La mission Rosetta de l'ESA a montré que la comète « Tchouri » (67P Churyumov-Gerasimenko), sur laquelle l'atterrisseur de la sonde a fini par s'écraser, est composée à près de 40 % de molécules organiques. D'après les travaux de Jean-Loup Bertaux, du Laboratoire atmosphères, milieux, observations spatiales (CNRS/UPMC/Univ. Versailles–Saint-Quentin-en-Yvelines), et Rosine Lallement, du laboratoire Galaxies, étoiles, physique et instrumentation (Observatoire de Paris/CNRS/Université Paris Diderot), ces molécules organiques auraient été formées dans le milieu interstellaire, avant la formation du système solaire.
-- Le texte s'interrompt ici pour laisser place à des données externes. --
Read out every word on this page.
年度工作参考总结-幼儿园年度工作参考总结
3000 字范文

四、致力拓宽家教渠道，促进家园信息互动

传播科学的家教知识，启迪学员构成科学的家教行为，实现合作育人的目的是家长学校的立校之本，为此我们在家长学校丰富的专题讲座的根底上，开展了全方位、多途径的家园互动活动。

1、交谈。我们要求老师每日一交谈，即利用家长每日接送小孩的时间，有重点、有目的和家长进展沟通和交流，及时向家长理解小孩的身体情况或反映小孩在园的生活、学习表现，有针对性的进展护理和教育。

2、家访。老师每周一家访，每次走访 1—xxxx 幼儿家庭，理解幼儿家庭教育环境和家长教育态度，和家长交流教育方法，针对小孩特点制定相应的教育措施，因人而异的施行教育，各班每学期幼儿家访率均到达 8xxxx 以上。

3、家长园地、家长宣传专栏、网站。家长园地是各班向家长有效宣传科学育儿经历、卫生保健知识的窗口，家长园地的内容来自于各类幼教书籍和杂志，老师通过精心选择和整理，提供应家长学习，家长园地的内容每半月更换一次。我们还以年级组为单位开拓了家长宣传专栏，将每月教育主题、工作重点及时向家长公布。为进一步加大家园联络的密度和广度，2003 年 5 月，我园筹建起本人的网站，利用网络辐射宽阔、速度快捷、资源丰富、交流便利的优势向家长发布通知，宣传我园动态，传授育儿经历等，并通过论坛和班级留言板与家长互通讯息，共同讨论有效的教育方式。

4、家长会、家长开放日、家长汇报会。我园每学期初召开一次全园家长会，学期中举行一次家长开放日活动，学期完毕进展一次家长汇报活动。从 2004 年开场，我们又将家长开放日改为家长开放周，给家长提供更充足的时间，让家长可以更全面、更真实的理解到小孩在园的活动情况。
En effet, l’on sait grâce à l’étude de la lumière des étoiles, et notamment des bandes diffuses interstellaires (« Diffuse Interstellar Bands », DIB), que des molécules organiques complexes sont présentes en quantité dans le milieu interstellaire. Dans les nuages interstellaires très denses, et notamment ceux dans lesquels une étoile va se former, les DIB ont tendance à diminuer parce que, d’après l’hypothèse émise par les deux chercheurs, les molécules organiques s’agglutinent et ne peuvent plus absorber autant de lumière. Le processus de formation des comètes, par agglutination non violente de petits grains de matières, aurait permis à ces molécules préexistantes au système solaire d’être préservées et identifiées 4,6 milliards d’années plus tard au sein de Tchouri.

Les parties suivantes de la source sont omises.